In Searle’s experiment to find Young’s modulus the diameter of the wire is measure as $d = 0.05cm$ ,length of the wire is $l = 125cm$ and when a weight, $m = 20.0kg$ is put, extension in wire was found to be $0.100cm$ . Find the permissible error in Young’s modulus $(Y)$ . Use: $Y = \dfrac{{mgl}}{{\dfrac{\pi }{4}{d^2}x}}$ .
(A) 6.3%
(B) 5.3%
(C) 2.3%
(D) 1%

Answer 1

The maximum permissible error of a quantity is nothing but the maximum error that it can possess after calibration. It can be 2 units more or less than the maximum permissible limit your manufacturer has specified. It can be theoretically calculated for a function $u(x,y,z) = {x^\alpha }{y^\beta }{z^\gamma }$ as
$\dfrac{{\Delta u}}{u} = \alpha \dfrac{{\Delta x}}{x} + \beta \dfrac{{\Delta y}}{y} + \gamma \dfrac{{\Delta z}}{z}$ .

Formulas used: The formula used will be $Y = \dfrac{{mgl}}{{\dfrac{\pi }{4}{d^2}x}}$ where $Y$ is the Young’s Modulus, $m$ is the mass of the body, $g$ is acceleration due to gravity, $l$ is the length of the wire, $d$ is the diameter, and $x$ is the extension the wire experiences.
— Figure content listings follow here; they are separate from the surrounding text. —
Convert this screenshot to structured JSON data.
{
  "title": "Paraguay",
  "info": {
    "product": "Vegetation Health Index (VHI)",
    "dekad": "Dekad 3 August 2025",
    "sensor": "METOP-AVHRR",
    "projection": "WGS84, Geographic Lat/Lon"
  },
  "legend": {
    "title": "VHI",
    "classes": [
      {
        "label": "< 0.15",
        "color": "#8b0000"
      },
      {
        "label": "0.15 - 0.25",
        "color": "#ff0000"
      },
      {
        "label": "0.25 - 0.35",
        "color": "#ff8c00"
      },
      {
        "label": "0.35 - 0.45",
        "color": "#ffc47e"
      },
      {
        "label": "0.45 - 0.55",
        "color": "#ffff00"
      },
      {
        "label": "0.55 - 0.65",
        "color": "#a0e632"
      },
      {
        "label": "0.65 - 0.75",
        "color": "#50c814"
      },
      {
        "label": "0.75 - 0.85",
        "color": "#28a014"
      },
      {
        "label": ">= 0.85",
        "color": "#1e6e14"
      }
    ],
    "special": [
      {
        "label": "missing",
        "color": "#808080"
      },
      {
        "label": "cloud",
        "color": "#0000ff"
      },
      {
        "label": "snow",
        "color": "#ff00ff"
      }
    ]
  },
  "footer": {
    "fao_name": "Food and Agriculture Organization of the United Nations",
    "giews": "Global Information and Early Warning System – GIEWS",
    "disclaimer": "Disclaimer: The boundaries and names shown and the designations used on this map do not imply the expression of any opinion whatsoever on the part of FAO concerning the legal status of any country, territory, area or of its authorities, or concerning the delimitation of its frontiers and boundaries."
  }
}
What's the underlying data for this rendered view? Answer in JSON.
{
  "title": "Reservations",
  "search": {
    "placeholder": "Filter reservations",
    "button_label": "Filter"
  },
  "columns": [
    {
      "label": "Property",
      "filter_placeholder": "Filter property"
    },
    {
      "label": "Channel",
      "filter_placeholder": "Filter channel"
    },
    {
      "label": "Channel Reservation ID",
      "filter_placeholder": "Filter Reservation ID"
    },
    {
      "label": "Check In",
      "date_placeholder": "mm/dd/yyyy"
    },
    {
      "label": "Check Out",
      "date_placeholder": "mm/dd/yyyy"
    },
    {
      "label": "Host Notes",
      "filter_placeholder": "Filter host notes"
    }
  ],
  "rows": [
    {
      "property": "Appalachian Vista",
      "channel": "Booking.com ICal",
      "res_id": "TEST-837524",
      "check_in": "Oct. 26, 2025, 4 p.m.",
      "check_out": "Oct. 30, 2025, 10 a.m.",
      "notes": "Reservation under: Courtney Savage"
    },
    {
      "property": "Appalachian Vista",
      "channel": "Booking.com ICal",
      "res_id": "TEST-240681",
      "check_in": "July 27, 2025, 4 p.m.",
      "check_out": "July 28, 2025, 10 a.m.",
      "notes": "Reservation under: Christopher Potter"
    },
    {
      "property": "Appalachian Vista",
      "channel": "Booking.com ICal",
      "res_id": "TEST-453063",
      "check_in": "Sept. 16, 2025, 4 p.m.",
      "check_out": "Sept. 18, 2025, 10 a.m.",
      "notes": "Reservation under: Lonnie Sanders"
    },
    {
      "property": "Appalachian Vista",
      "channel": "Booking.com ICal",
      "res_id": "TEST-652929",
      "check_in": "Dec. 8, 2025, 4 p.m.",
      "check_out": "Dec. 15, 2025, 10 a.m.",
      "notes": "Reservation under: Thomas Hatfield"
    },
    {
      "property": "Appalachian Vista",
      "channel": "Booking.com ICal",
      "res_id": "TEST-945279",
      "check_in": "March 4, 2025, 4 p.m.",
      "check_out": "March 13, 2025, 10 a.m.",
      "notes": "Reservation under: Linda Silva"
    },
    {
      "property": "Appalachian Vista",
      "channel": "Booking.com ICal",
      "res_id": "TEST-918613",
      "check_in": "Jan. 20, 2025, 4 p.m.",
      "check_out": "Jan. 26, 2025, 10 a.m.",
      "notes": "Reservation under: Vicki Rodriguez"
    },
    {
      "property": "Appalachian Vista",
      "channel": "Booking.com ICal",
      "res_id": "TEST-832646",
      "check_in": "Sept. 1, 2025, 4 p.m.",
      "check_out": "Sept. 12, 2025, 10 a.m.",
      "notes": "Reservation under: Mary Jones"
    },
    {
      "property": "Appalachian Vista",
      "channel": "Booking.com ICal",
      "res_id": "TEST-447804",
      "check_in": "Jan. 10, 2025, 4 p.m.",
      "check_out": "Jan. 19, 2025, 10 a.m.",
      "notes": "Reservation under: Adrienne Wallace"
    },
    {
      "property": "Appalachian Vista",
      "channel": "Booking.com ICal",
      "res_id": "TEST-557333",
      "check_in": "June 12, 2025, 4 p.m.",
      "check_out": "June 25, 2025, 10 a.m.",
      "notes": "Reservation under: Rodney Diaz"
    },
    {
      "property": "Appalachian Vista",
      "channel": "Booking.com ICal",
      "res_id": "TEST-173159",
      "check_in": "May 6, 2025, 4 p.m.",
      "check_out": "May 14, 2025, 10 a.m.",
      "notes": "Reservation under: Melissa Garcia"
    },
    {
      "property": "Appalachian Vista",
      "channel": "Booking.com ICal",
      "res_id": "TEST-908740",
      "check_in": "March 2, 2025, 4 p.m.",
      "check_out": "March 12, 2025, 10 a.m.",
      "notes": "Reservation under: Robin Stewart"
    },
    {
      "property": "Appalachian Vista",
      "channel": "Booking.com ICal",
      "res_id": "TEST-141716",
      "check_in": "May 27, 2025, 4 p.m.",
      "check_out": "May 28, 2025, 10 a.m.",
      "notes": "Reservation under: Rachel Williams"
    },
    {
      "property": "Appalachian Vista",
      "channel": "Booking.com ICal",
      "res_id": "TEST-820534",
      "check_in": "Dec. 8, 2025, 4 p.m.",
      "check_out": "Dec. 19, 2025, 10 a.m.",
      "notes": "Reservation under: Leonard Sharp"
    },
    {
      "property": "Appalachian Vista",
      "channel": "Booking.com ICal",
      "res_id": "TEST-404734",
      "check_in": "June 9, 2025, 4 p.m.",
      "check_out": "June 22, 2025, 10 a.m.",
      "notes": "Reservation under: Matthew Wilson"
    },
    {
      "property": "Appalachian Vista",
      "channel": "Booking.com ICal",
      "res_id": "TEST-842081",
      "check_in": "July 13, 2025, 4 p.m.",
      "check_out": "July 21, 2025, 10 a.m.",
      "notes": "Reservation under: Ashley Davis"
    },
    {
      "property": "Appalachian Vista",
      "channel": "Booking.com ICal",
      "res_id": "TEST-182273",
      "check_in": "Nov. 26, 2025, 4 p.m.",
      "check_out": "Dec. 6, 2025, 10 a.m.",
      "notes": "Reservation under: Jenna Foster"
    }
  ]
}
Complete Step by Step answer
The maximum permissible error for a quantity can be calculated theoretically and determined easily. However, it is not necessary that the theoretical and practical values match. To determine them theoretically consider using the formula $\dfrac{{\Delta u}}{u} = \alpha \dfrac{{\Delta x}}{x} + \beta \dfrac{{\Delta y}}{y} + \gamma \dfrac{{\Delta z}}{z}$ for the function $u(x,y,z) = {x^\alpha }{y^\beta }{z^\gamma }$ .
Also, we know that the formula to find Young’s modulus is $Y = \dfrac{{mgl}}{{\dfrac{\pi }{4}{d^2}x}}$ . Applying the theoretical formula for maximum permissible error here we get, $\dfrac{{\Delta Y}}{Y} = \dfrac{{\Delta m}}{m} + \dfrac{{\Delta l}}{l} + 2\dfrac{{\Delta d}}{d} + \dfrac{{\Delta x}}{x}$ .
Using this formula, we will be able to find the maximum permissible error for the Young’s modulus of the given problem. However we only know $m = 20.0kg,l = 125cm,d = 0.05cm,x = 0.100cm$ but we do not have values of $\Delta m,\Delta l,\Delta d,\Delta x$ .
Since we do not have values of the error in measurement of mass $m$ , length $l$ ,diameter $d$ or extension in wire $x$ .
Thus, we get, $\Delta m = 0.1,\Delta l = 1,\Delta d = 0.01,\Delta x = 0.001$ . Substituting the values in the formula to find maximum permissible error we get,
$\dfrac{{\Delta Y}}{Y} = \dfrac{{0.1}}{{20.0}} + \dfrac{1}{{125}} + 2\dfrac{{0.01}}{{0.05}} + \dfrac{{0.001}}{{0.100}}$
$\Rightarrow \dfrac{{\Delta Y}}{Y} = 0.005 + 0.008 + 2(0.2) + 0.01$
Solving R.H.S we get,
$\Rightarrow \dfrac{{\Delta Y}}{Y} = 0.043$
$\Rightarrow \dfrac{{\Delta Y}}{Y}\% = 4.3\%$ .

Note:
Usually the percentage error is calculated from dimensional formula but here we can see that there is more than one entity that represents a single entity in the dimension formula which is why we don't do that here.